The Republic of China, the official name of Taiwan, left the U.N. in 1971 when the People's Republic of China took its place, and has since been excluded from its special agencies.
On China, the U.S. leader said Washington does not seek conflict with Beijing and does not ask other nations to choose between the two.
"As we manage shifting geopolitical trends, the United States will conduct itself as a reasonable leader. We do not seek conflict. We do not seek a cold war. We do not ask any nation to choose between the United States or any other partner," he said.
"But the United States will be unabashed and promoting our vision of a free, open, secure and prosperous world and what we have to offer communities of nations," he added.
Biden's latest remarks on cross-strait relations came three days after he reaffirmed that U.S. troops would defend Taiwan in the event of a Chinese invasion during a TV interview, the clearest statement he has made on this issue since taking office.
Over the past few decades, the U.S. has intentionally maintained a stance characterized as "strategic ambiguity" regarding whether it would come to Taiwan's defense in the event of an attack by China.
Under this stance, Washington leaves it unclear whether the U.S. would do more than just provide Taiwan weapons and would send American troops to help the island fight a war with China.
Since taking office in January 2021, however, Biden has repeatedly used language that appeared to diverge from this longstanding policy.
On each of these occasions, however, administration officials later walked back his comments and signaled that America's Taiwan policy had not changed, including for his most recent remarks in the interview which aired on Sunday.

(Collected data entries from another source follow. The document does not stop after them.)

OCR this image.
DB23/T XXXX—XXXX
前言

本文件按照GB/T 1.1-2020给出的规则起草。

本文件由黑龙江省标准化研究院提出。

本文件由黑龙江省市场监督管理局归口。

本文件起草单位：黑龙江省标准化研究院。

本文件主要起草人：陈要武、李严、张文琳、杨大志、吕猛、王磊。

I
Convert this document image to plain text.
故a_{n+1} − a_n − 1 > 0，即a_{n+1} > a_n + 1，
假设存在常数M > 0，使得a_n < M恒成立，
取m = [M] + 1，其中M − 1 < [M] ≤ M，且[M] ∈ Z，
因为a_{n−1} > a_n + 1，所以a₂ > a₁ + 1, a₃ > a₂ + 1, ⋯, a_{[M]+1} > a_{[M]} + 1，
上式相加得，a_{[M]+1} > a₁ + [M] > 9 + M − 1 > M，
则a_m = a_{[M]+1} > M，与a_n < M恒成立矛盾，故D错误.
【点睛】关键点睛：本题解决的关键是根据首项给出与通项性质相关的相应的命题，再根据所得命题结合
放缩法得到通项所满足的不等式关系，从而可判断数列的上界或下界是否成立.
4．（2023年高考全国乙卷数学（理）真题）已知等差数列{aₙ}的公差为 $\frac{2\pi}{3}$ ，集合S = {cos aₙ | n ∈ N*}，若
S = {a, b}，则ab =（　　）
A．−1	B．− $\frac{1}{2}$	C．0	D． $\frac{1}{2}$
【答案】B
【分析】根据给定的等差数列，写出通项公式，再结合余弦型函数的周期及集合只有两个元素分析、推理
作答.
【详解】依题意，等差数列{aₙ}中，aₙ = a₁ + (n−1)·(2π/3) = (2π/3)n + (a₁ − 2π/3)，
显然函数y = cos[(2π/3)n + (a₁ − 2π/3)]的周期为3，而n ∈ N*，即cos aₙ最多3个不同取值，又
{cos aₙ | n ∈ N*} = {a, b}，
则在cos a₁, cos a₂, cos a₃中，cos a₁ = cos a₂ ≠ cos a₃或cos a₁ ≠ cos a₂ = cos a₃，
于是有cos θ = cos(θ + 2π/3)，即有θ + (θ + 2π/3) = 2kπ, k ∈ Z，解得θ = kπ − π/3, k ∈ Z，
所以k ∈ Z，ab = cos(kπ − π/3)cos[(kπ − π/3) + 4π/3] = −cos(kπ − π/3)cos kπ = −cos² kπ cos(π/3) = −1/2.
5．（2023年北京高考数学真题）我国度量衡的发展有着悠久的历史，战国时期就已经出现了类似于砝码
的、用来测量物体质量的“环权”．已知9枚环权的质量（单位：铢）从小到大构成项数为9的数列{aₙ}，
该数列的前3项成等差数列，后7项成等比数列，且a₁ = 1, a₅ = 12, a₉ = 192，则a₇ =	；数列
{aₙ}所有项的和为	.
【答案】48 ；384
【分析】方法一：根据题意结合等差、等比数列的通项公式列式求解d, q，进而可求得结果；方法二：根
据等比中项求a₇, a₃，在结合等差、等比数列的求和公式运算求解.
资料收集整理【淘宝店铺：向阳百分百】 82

In his half-hour address on the second day of the General Debate in the 77th session of the U.N. General Assembly, Biden criticized Russian President Vladimir Putin and his ongoing efforts to seize Ukrainian territory.
"A permanent member of the United Nations Security Council invaded its neighbors, tempted to erase the sovereign state from the map," Biden said. "Russia has shamelessly violated the core tenets of the United Nations charter."
Biden called plans for snap referendums in parts of occupied Ukraine on whether to join Russia a "sham," saying they were designed to try to annex more of Ukraine. He also criticized Putin's announcement to call up more troops to mobilize for the fighting in Ukraine.
"Ukraine has the same rights that belong to every sovereign nation. We will stand in solidarity with Ukraine. We will stand in solidarity against Russia's aggression, period," Biden said.
Meanwhile, two diplomatic allies of Taiwan, namely the African Kingdom of Eswatini and Pacific island nation Palau, voiced their support for the nation's inclusion in the U.N. system on Wednesday during the first in-person U.N. General Assembly since the COVID-19 pandemic began in 2020.